Camping: Overnight at Moreton Telegraph Station, Bramwell Station, Bramwell Junction Roadhouse, or push north to national park bush camps at Captain Billy Landing and Eliot Falls ($6.15/person). For power and showers around the tip, head for Seisia Holiday Park (www.seisiaholidaypark.com), Loyalty Beach (www.loyaltybeach.com), or Punsand Bay (www.punsand.com.au). Free camp at Pajinka (the Tip), Laradinya at the Punsand Bay turnoff, Somerset on Albany Passage or Mutee Head (highly recommended).
Services: The price of food and fuel increases dramatically beyond Weipa so fill your jerry cans before leaving town. Bramwell Junction provides a top-up on the track and Lockhart River provides fuel for those headed to Iron Range and Portland Roads.
Fishing: You can launch boats off many Cape York beaches and there are ramps at Seisia and Jackey Jackey Creek near Bamaga.

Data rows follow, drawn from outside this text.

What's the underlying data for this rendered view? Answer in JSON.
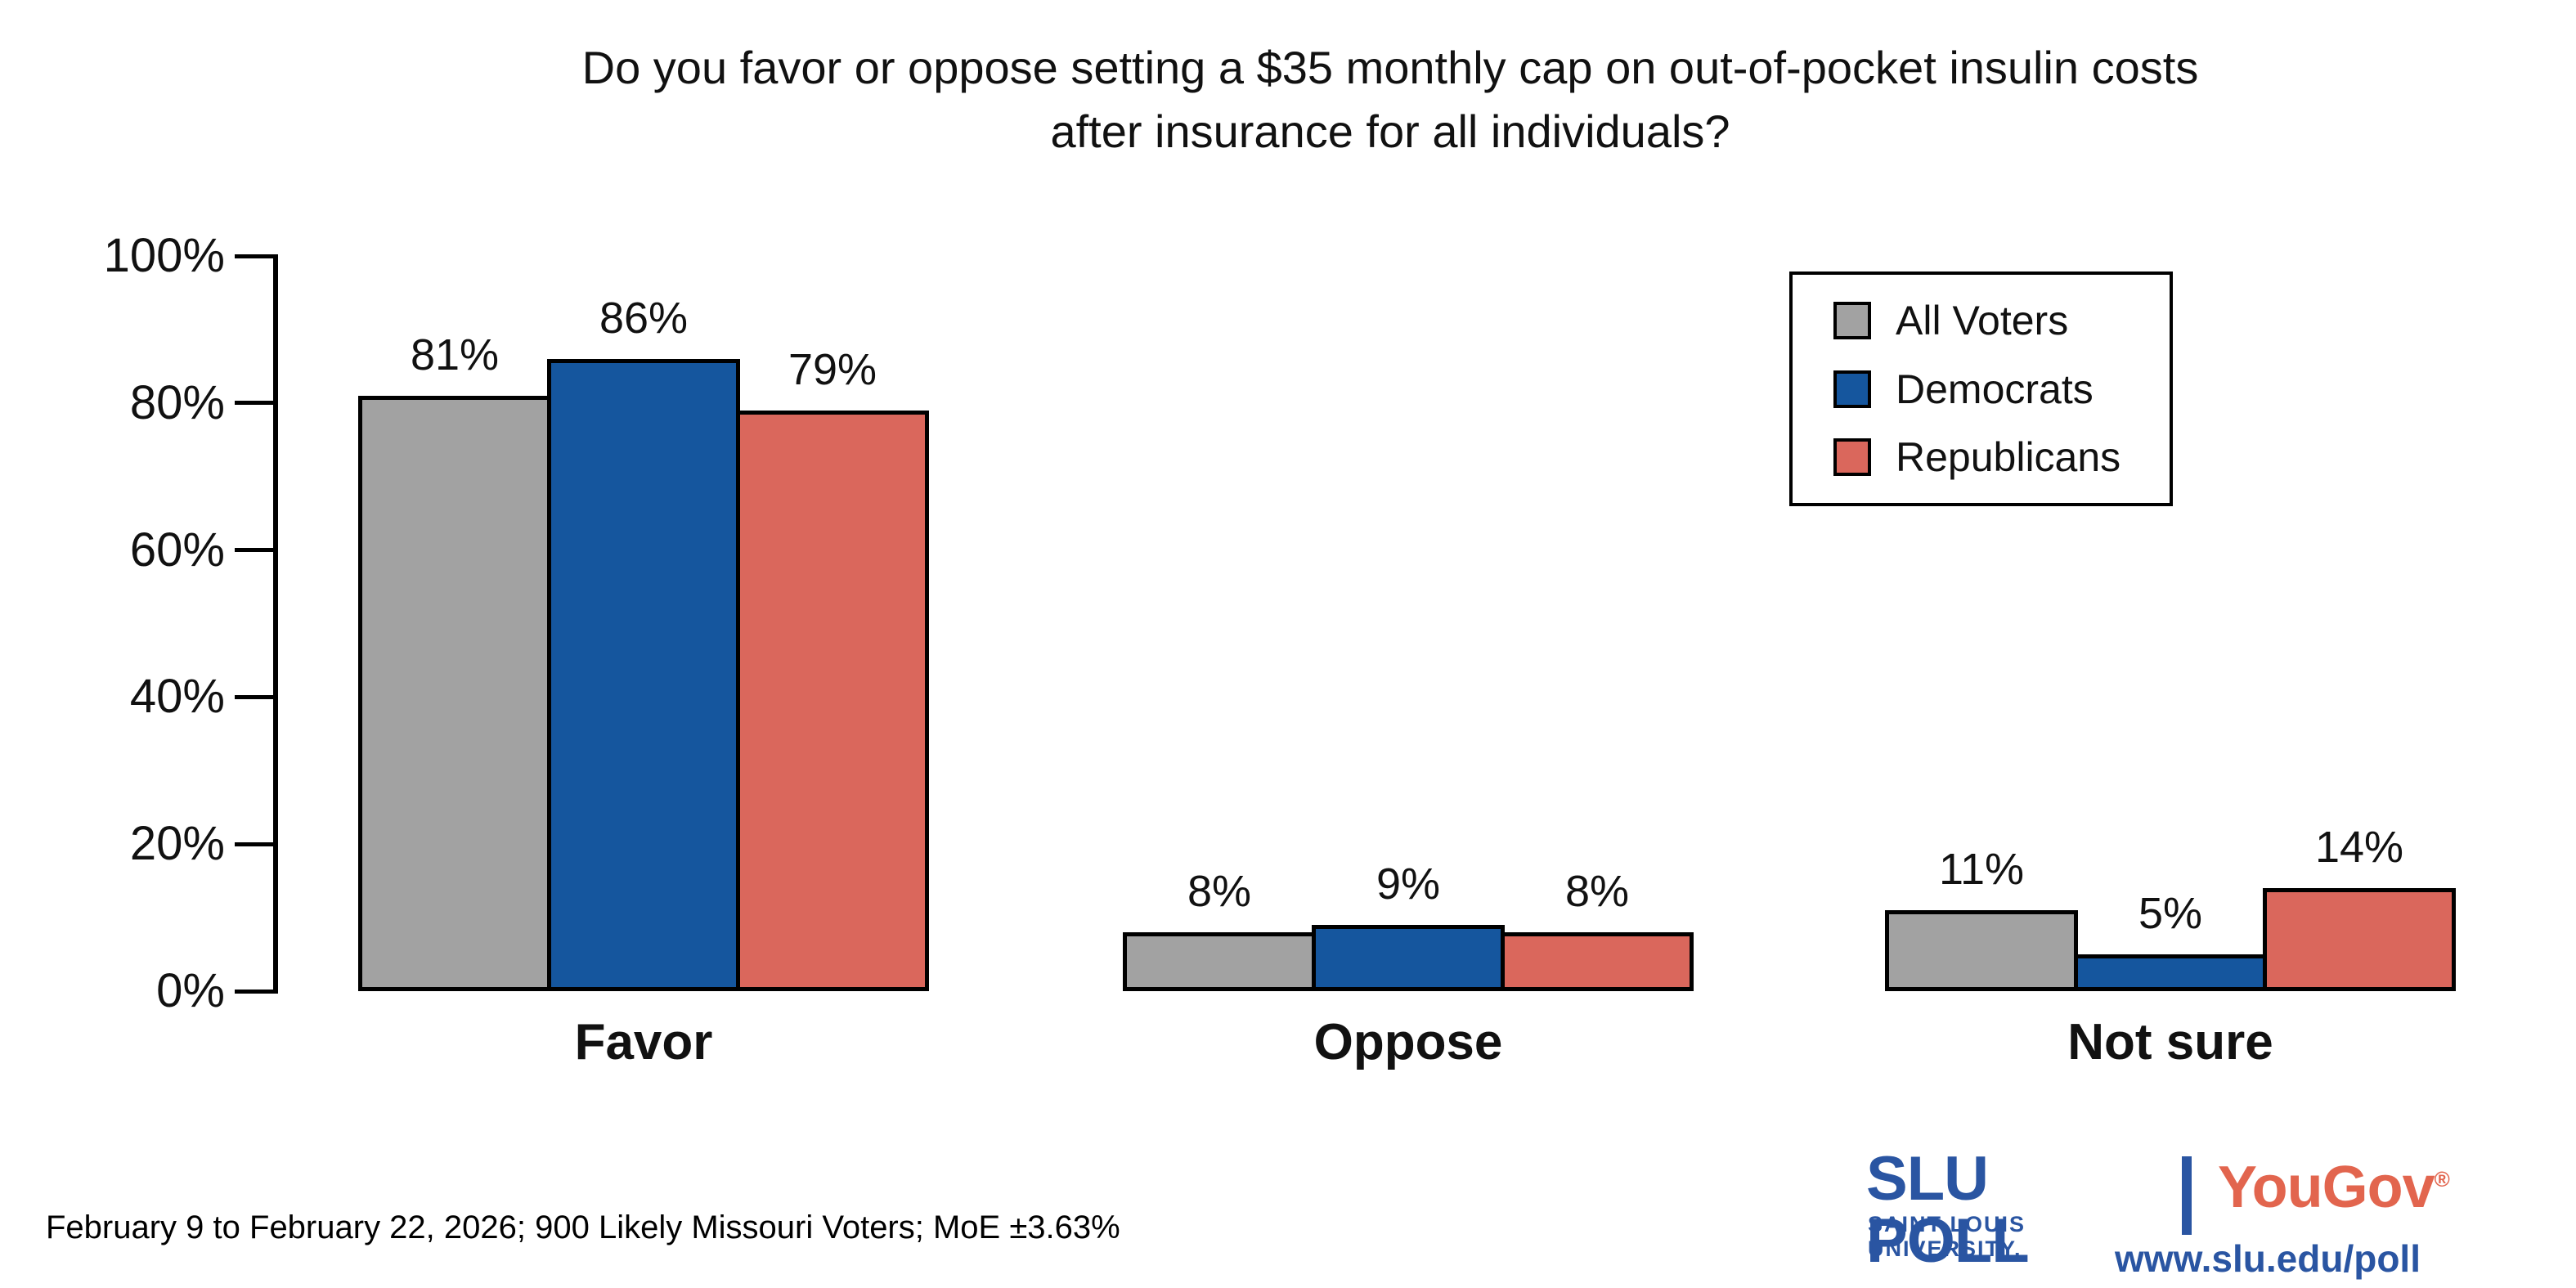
{
  "chart_data": {
    "type": "bar",
    "title": "Do you favor or oppose setting a $35 monthly cap on out-of-pocket insulin costs after insurance for all individuals?",
    "title_lines": [
      "Do you favor or oppose setting a $35 monthly cap on out-of-pocket insulin costs",
      "after insurance for all individuals?"
    ],
    "categories": [
      "Favor",
      "Oppose",
      "Not sure"
    ],
    "series": [
      {
        "name": "All Voters",
        "color": "#A2A2A2",
        "values": [
          81,
          8,
          11
        ]
      },
      {
        "name": "Democrats",
        "color": "#15569E",
        "values": [
          86,
          9,
          5
        ]
      },
      {
        "name": "Republicans",
        "color": "#DA675C",
        "values": [
          79,
          8,
          14
        ]
      }
    ],
    "value_labels": [
      [
        "81%",
        "8%",
        "11%"
      ],
      [
        "86%",
        "9%",
        "5%"
      ],
      [
        "79%",
        "8%",
        "14%"
      ]
    ],
    "value_suffix": "%",
    "ylim": [
      0,
      100
    ],
    "yticks": [
      0,
      20,
      40,
      60,
      80,
      100
    ],
    "ytick_labels": [
      "0%",
      "20%",
      "40%",
      "60%",
      "80%",
      "100%"
    ],
    "grid": false,
    "legend_position": "upper-right",
    "bar_outline_color": "#000000"
  },
  "footer": {
    "note": "February 9 to February 22, 2026; 900 Likely Missouri Voters; MoE ±3.63%"
  },
  "branding": {
    "slu_title": "SLU POLL",
    "slu_subtitle": "SAINT LOUIS UNIVERSITY.",
    "yougov": "YouGov",
    "registered_mark": "®",
    "url": "www.slu.edu/poll",
    "slu_blue": "#2A55A2",
    "yougov_red": "#E2654E"
  }
}
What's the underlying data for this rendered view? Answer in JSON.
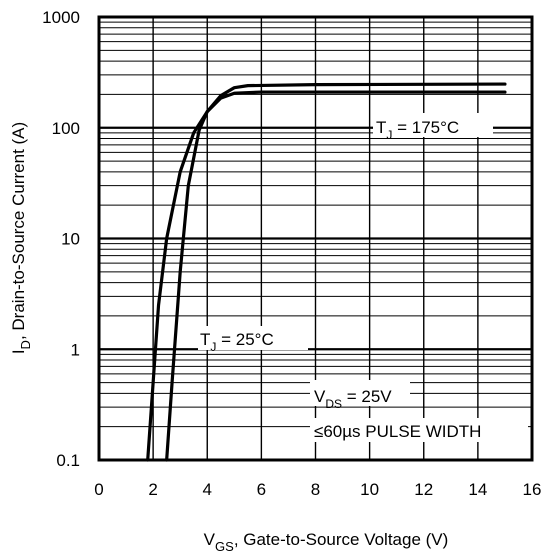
{
  "chart_data": {
    "type": "line",
    "xlabel": {
      "main": "V",
      "sub": "GS",
      "rest": ", Gate-to-Source Voltage (V)"
    },
    "ylabel": {
      "main": "I",
      "sub": "D",
      "rest": ", Drain-to-Source Current (A)"
    },
    "x_range": [
      0,
      16
    ],
    "y_range": [
      0.1,
      1000
    ],
    "y_scale": "log",
    "x_ticks": [
      {
        "value": 0,
        "label": "0"
      },
      {
        "value": 2,
        "label": "2"
      },
      {
        "value": 4,
        "label": "4"
      },
      {
        "value": 6,
        "label": "6"
      },
      {
        "value": 8,
        "label": "8"
      },
      {
        "value": 10,
        "label": "10"
      },
      {
        "value": 12,
        "label": "12"
      },
      {
        "value": 14,
        "label": "14"
      },
      {
        "value": 16,
        "label": "16"
      }
    ],
    "y_ticks": [
      {
        "value": 0.1,
        "label": "0.1"
      },
      {
        "value": 1,
        "label": "1"
      },
      {
        "value": 10,
        "label": "10"
      },
      {
        "value": 100,
        "label": "100"
      },
      {
        "value": 1000,
        "label": "1000"
      }
    ],
    "grid": true,
    "series": [
      {
        "points": [
          [
            1.8,
            0.1
          ],
          [
            2.0,
            0.5
          ],
          [
            2.2,
            2.5
          ],
          [
            2.5,
            10
          ],
          [
            3.0,
            40
          ],
          [
            3.5,
            90
          ],
          [
            4.0,
            140
          ],
          [
            4.5,
            185
          ],
          [
            5.0,
            205
          ],
          [
            6.0,
            210
          ],
          [
            8.0,
            210
          ],
          [
            15.0,
            210
          ]
        ]
      },
      {
        "points": [
          [
            2.5,
            0.1
          ],
          [
            2.7,
            0.5
          ],
          [
            3.0,
            5
          ],
          [
            3.3,
            30
          ],
          [
            3.7,
            95
          ],
          [
            4.0,
            140
          ],
          [
            4.5,
            195
          ],
          [
            5.0,
            230
          ],
          [
            5.5,
            240
          ],
          [
            8.0,
            245
          ],
          [
            15.0,
            248
          ]
        ]
      }
    ],
    "annotations": {
      "tj175": {
        "main": "T",
        "sub": "J",
        "rest": " = 175°C"
      },
      "tj25": {
        "main": "T",
        "sub": "J",
        "rest": " = 25°C"
      },
      "vds": {
        "main": "V",
        "sub": "DS",
        "rest": " = 25V"
      },
      "pulse": "≤60µs PULSE WIDTH"
    }
  }
}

Local anglers favour the Jardine River mouth for catches of barramundi, mangrove jack and cod, Possession Island and Albany Passage near Somerset for Spanish mackerel and barracuda, and the Seisia jetty, the Tip and other beaches for mackerel, queenies, trevally, flathead and perhaps a threadfin salmon.
Best time to visit Cape York: Mild, dry season temperatures of 16 to 30˚C continue from May through October.
Don’t Miss: Bramwell Cup Bush Carnival at Bramwell Junction (July). Seisia’s Pirates Regatta (September) and the Seisia Fishing Competition (October).
Quarantine: When returning south, travellers must offer all fruit and vegetables on board for inspection at the Quarantine station just north of Coen.